Gebietsfremde Arten weltweit auf dem Vormarsch
Die Anzahl gebietsfremder Arten nimmt kontinuierlich zu und es gibt weltweit keine Anzeichen, dass dieser Trend abebbt, berichtet ein internationales Team von 45 Forschern unter der Leitung von Senckenberg-Wissenschaftlern und der Universität Wien im renommierten Fachjournal „Nature Communications“.
Den Forschern zufolge hat im Lauf der letzten zweihundert Jahre die Rate der Erstmeldungen gebietsfremder Arten stetig zugenommen. Allein zwischen 1970 und 2014 wurde ein Drittel aller jemals als gebietsfremd deklarierten Arten registriert.
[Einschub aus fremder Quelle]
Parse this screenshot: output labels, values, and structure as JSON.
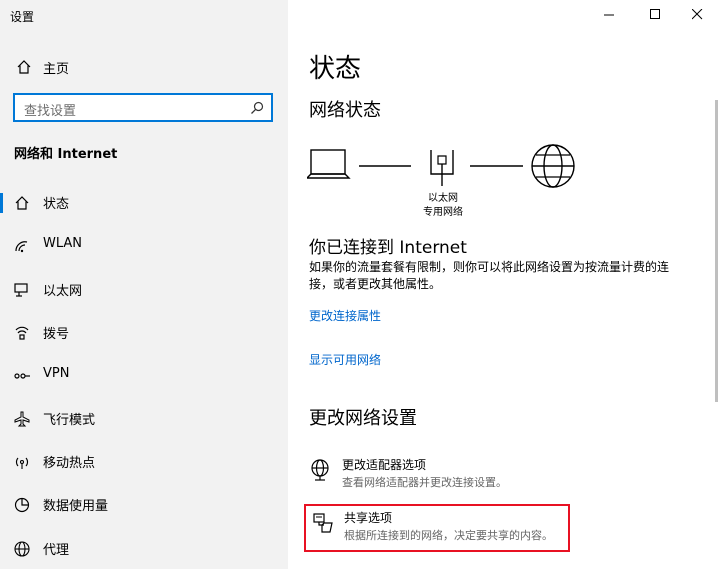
{
  "window": {
    "title": "设置"
  },
  "sidebar": {
    "home_label": "主页",
    "search_placeholder": "查找设置",
    "section_title": "网络和 Internet",
    "items": [
      {
        "label": "状态",
        "icon": "home-status-icon",
        "active": true
      },
      {
        "label": "WLAN",
        "icon": "wifi-icon"
      },
      {
        "label": "以太网",
        "icon": "ethernet-icon"
      },
      {
        "label": "拨号",
        "icon": "dialup-icon"
      },
      {
        "label": "VPN",
        "icon": "vpn-icon"
      },
      {
        "label": "飞行模式",
        "icon": "airplane-icon"
      },
      {
        "label": "移动热点",
        "icon": "hotspot-icon"
      },
      {
        "label": "数据使用量",
        "icon": "data-usage-icon"
      },
      {
        "label": "代理",
        "icon": "globe-icon"
      }
    ]
  },
  "main": {
    "page_title": "状态",
    "network_status_heading": "网络状态",
    "diagram_label_line1": "以太网",
    "diagram_label_line2": "专用网络",
    "connected_title": "你已连接到 Internet",
    "connected_desc": "如果你的流量套餐有限制，则你可以将此网络设置为按流量计费的连接，或者更改其他属性。",
    "link_change_props": "更改连接属性",
    "link_show_networks": "显示可用网络",
    "change_settings_heading": "更改网络设置",
    "options": [
      {
        "title": "更改适配器选项",
        "desc": "查看网络适配器并更改连接设置。",
        "icon": "adapter-globe-icon"
      },
      {
        "title": "共享选项",
        "desc": "根据所连接到的网络，决定要共享的内容。",
        "icon": "sharing-icon"
      }
    ]
  },
  "colors": {
    "accent": "#0078d7",
    "link": "#0066cc",
    "highlight_border": "#e81123"
  }
}
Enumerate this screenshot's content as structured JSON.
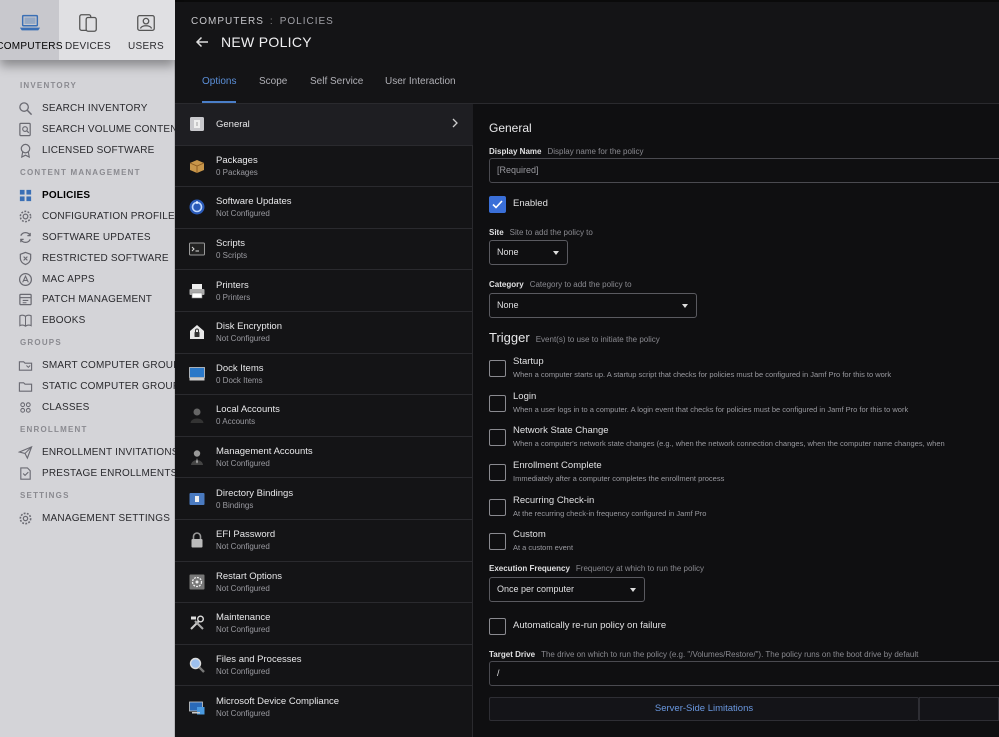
{
  "top_tabs": [
    {
      "label": "COMPUTERS",
      "icon": "laptop-icon",
      "active": true
    },
    {
      "label": "DEVICES",
      "icon": "devices-icon",
      "active": false
    },
    {
      "label": "USERS",
      "icon": "users-icon",
      "active": false
    }
  ],
  "sidebar": {
    "sections": {
      "inventory": "INVENTORY",
      "content": "CONTENT MANAGEMENT",
      "groups": "GROUPS",
      "enrollment": "ENROLLMENT",
      "settings": "SETTINGS"
    },
    "items": {
      "search_inventory": "SEARCH INVENTORY",
      "search_volume": "SEARCH VOLUME CONTENT",
      "licensed_software": "LICENSED SOFTWARE",
      "policies": "POLICIES",
      "config_profiles": "CONFIGURATION PROFILES",
      "software_updates": "SOFTWARE UPDATES",
      "restricted_software": "RESTRICTED SOFTWARE",
      "mac_apps": "MAC APPS",
      "patch_management": "PATCH MANAGEMENT",
      "ebooks": "EBOOKS",
      "smart_groups": "SMART COMPUTER GROUPS",
      "static_groups": "STATIC COMPUTER GROUPS",
      "classes": "CLASSES",
      "enrollment_invitations": "ENROLLMENT INVITATIONS",
      "prestage_enrollments": "PRESTAGE ENROLLMENTS",
      "management_settings": "MANAGEMENT SETTINGS"
    }
  },
  "header": {
    "breadcrumb_root": "COMPUTERS",
    "breadcrumb_sep": ":",
    "breadcrumb_current": "POLICIES",
    "title": "NEW POLICY"
  },
  "tabs": [
    "Options",
    "Scope",
    "Self Service",
    "User Interaction"
  ],
  "payloads": [
    {
      "name": "General",
      "sub": "",
      "icon": "general-icon",
      "color": "#c8c8cc"
    },
    {
      "name": "Packages",
      "sub": "0 Packages",
      "icon": "package-icon",
      "color": "#c8964a"
    },
    {
      "name": "Software Updates",
      "sub": "Not Configured",
      "icon": "software-update-icon",
      "color": "#4a8ad8"
    },
    {
      "name": "Scripts",
      "sub": "0 Scripts",
      "icon": "terminal-icon",
      "color": "#aaaaaa"
    },
    {
      "name": "Printers",
      "sub": "0 Printers",
      "icon": "printer-icon",
      "color": "#dddddd"
    },
    {
      "name": "Disk Encryption",
      "sub": "Not Configured",
      "icon": "disk-encryption-icon",
      "color": "#e0e0e0"
    },
    {
      "name": "Dock Items",
      "sub": "0 Dock Items",
      "icon": "dock-icon",
      "color": "#4a9ae0"
    },
    {
      "name": "Local Accounts",
      "sub": "0 Accounts",
      "icon": "local-account-icon",
      "color": "#888888"
    },
    {
      "name": "Management Accounts",
      "sub": "Not Configured",
      "icon": "management-account-icon",
      "color": "#888888"
    },
    {
      "name": "Directory Bindings",
      "sub": "0 Bindings",
      "icon": "directory-icon",
      "color": "#5a8ad0"
    },
    {
      "name": "EFI Password",
      "sub": "Not Configured",
      "icon": "lock-icon",
      "color": "#aaaaaa"
    },
    {
      "name": "Restart Options",
      "sub": "Not Configured",
      "icon": "restart-icon",
      "color": "#999999"
    },
    {
      "name": "Maintenance",
      "sub": "Not Configured",
      "icon": "tools-icon",
      "color": "#bbbbbb"
    },
    {
      "name": "Files and Processes",
      "sub": "Not Configured",
      "icon": "magnifier-icon",
      "color": "#8ab0e0"
    },
    {
      "name": "Microsoft Device Compliance",
      "sub": "Not Configured",
      "icon": "compliance-icon",
      "color": "#4a90d8"
    }
  ],
  "form": {
    "heading": "General",
    "display_name_label": "Display Name",
    "display_name_hint": "Display name for the policy",
    "display_name_placeholder": "[Required]",
    "enabled_label": "Enabled",
    "site_label": "Site",
    "site_hint": "Site to add the policy to",
    "site_value": "None",
    "category_label": "Category",
    "category_hint": "Category to add the policy to",
    "category_value": "None",
    "trigger_label": "Trigger",
    "trigger_hint": "Event(s) to use to initiate the policy",
    "triggers": [
      {
        "title": "Startup",
        "desc": "When a computer starts up. A startup script that checks for policies must be configured in Jamf Pro for this to work"
      },
      {
        "title": "Login",
        "desc": "When a user logs in to a computer. A login event that checks for policies must be configured in Jamf Pro for this to work"
      },
      {
        "title": "Network State Change",
        "desc": "When a computer's network state changes (e.g., when the network connection changes, when the computer name changes, when"
      },
      {
        "title": "Enrollment Complete",
        "desc": "Immediately after a computer completes the enrollment process"
      },
      {
        "title": "Recurring Check-in",
        "desc": "At the recurring check-in frequency configured in Jamf Pro"
      },
      {
        "title": "Custom",
        "desc": "At a custom event"
      }
    ],
    "exec_freq_label": "Execution Frequency",
    "exec_freq_hint": "Frequency at which to run the policy",
    "exec_freq_value": "Once per computer",
    "rerun_label": "Automatically re-run policy on failure",
    "target_drive_label": "Target Drive",
    "target_drive_hint": "The drive on which to run the policy (e.g. \"/Volumes/Restore/\"). The policy runs on the boot drive by default",
    "target_drive_value": "/",
    "ssl_button": "Server-Side Limitations"
  },
  "colors": {
    "accent": "#3a6fd8",
    "link": "#6a98e0",
    "sidebar_bg": "#d4d4d8",
    "main_bg": "#141416"
  }
}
Die Zahl der Arten, die durch den Menschen in neue Gebiete eingeschleppt wurden, ist in den letzten Jahrzehnten stetig angestiegen. „Es war jedoch bisher unklar, ob damit die Spitze des Bergs schon erreicht ist“, so Dr. Hanno Seebens vom Senckenberg Biodiversität und Klima Forschungszentrum in Frankfurt, Erstautor der Studie hat nun eine Antwort: „Die Anzahl gebietsfremder Arten hat in den letzten 200 Jahren bei allen Organismengruppen ununterbrochen zugenommen. Die Rate der Einführung ist in vielen Fällen sogar gegenwärtig am höchsten. Mit Ausnahme von Säugetieren und Fischen gibt es keine Hinweise auf eine Abschwächung der Trends. In Zukunft ist daher mit mehr Invasionen zu rechnen.“
Diese Einschätzung ist das Resultat eines internationalen Forschungsprojektes, an dem sich 45 Wissenschaftler beteiligten. Gemeinsam erstellten sie eine Datenbank, die Angaben zum Erstfund einer gebietsfremden Art außerhalb ihres Heimatgebiets beinhaltet. Über 45.000 dieser Erstfunde von über 16.000 Arten sind dort verzeichnet – genug Material, um die Geschichte der Neuankömmlinge in den letzten Jahrhunderten nachzuvollziehen.
37% aller Erstfunde wurden demnach in den letzten Jahrzehnten (1970-2014) registriert. Global wurden bis zu 585 neueingewanderte Arten jährlich gefunden. Das entspricht mehr als 1,5 neuen Arten pro Tag weltweit. „In vielen Fällen ist aber nicht bekannt, wann genau eine gebietsfremde Art zum ersten Mal aufgetaucht ist. Diese Zahl unterschätzt daher die tatsächliche Tragweite der Bioinvasion deutlich“, erklärt Dr. Franz Essl von Universität Wien, zweiter Leiter der Studie.
Die beobachteten Trends variieren deutlich zwischen den Organismengruppen, deren Ursache ist häufig menschliches Handeln. „Wir beobachten, dass die Erstfunde bei Gefäßpflanzen bereits im 19. Jahrhundert zunahmen, was vermutlich auf den damaligen Boom im Gartenbau zurückgeht. Organismen wie Insekten, Muscheln oder Algen hingegen wurden vor allem seit 1950 in zunehmendem Maße ausserhalb ihrer Heimatregion registriert. Das hängt sehr wahrscheinlich mit der Globalisierung des Handelns zusammen“, so Seebens.
Der beispiellose Anstieg der Anzahl gebietsfremder Arten kann zu einer hohen Belastung der Umwelt führen, da einheimische Arten verdrängt und ganze Ökosysteme verändert werden können. Außerdem gleichen sich pflanzliche und tierischen Artengemeinschaften weltweit immer mehr an, so dass regionale Unterschiede verloren gehen. Gesetze und Abkommen rund um den Globus zielen daher darauf ab, die Ausbreitung gebietsfremder Arten einzudämmen. „Unsere Studie zeigt aber, dass diese Anstrengungen, nicht weitreichend genug waren, um mit dem Anstieg neuer Arten aufgrund der fortschreitenden Globalisierung Schritt zu halten. Es daher dringend notwendig, effektivere Maßnahmen zur Eindämmung auf allen Ebenen zu implementieren“, appelliert Essl.